Close behind the prospectors and miners came the agriculturalists, families from the eastern states and Europe who saw opportunities for stock-raising and truck garden operations on the open grasslands. Following the decline of placer deposits in the Mother Lode after ca. 1860, ranching became more important to the foothill economy. Settlers established farms in the area where they grew hay, alfalfa, and wheat and planted orchards. Most families practiced a mixed agricultural economy, raising cattle, sheep, hogs, and poultry, which supplied them with a steady supply of foodstuffs augmented by vegetable gardens and orchards.

Livestock, however, has always provided the backbone of the agricultural industry, with the practice of transhumance opening up the high country to cow and sheep camps.
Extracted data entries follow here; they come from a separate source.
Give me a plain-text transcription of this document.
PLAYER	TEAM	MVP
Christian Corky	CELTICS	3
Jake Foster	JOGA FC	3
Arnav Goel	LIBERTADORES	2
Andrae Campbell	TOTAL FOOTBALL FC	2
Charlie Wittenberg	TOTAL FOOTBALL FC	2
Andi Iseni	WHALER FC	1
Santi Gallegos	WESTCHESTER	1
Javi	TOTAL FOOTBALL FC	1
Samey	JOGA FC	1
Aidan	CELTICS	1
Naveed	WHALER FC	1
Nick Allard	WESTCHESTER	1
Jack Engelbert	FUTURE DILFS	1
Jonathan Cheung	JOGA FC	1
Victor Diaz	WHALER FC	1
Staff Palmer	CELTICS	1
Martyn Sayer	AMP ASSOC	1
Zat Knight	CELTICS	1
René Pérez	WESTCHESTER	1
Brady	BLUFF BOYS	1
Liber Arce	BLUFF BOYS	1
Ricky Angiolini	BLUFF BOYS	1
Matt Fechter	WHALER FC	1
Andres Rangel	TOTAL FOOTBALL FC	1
Upland grazing of cattle, sheep, and goats was an important early historical land use, beginning as early as 1849, with livestock herds annually moved to the mountains during the hot summers, returning to the valleys below before winter. Most of the geographic names in the high country were derived from the summer pasturing of the foothill ranching families, i.e. Tryon Peak, Hiram Meadow, Adams Camp, Wheat’s Meadow, and many others.

historic photo of town
The ranch at Boston Flat, near Jesus Maria, was surrounded by olive groves planted by its Italian owners.

Some families established vineyards and produced wines and brandies for personal use and for sale, while others bottled the clear, fresh waters of local springs and sold them commercially. Hops were grown and baked in kilns for breweries that produced local beers and ales. Olive trees were planted and the olives cured or made into oil, in both family and commercial orchards. Commercial winemaking began in 1851, with 1,000 vines set out on the Calaveras River. Mokelumne Hill was another center of wine production, but vineyards were also planted in virtually every community in the early years.

Nineteenth-century impetus for agricultural development came from disenchanted county boosters who blamed mining for Calaveras’ socioeconomic problems and perceived farming as a panacea. A host of problems plagued the county’s agricultural development, not the least of which was the public perception of the foothills as mining territory incapable of fostering anything better than infertile “bedrock ranches.” Local farming never developed beyond a subsistence level and gradually gave way to livestock operations. As the mining economy declined, however, farming gained importance as a family enterprise which helped to establish more permanence and stability in the society.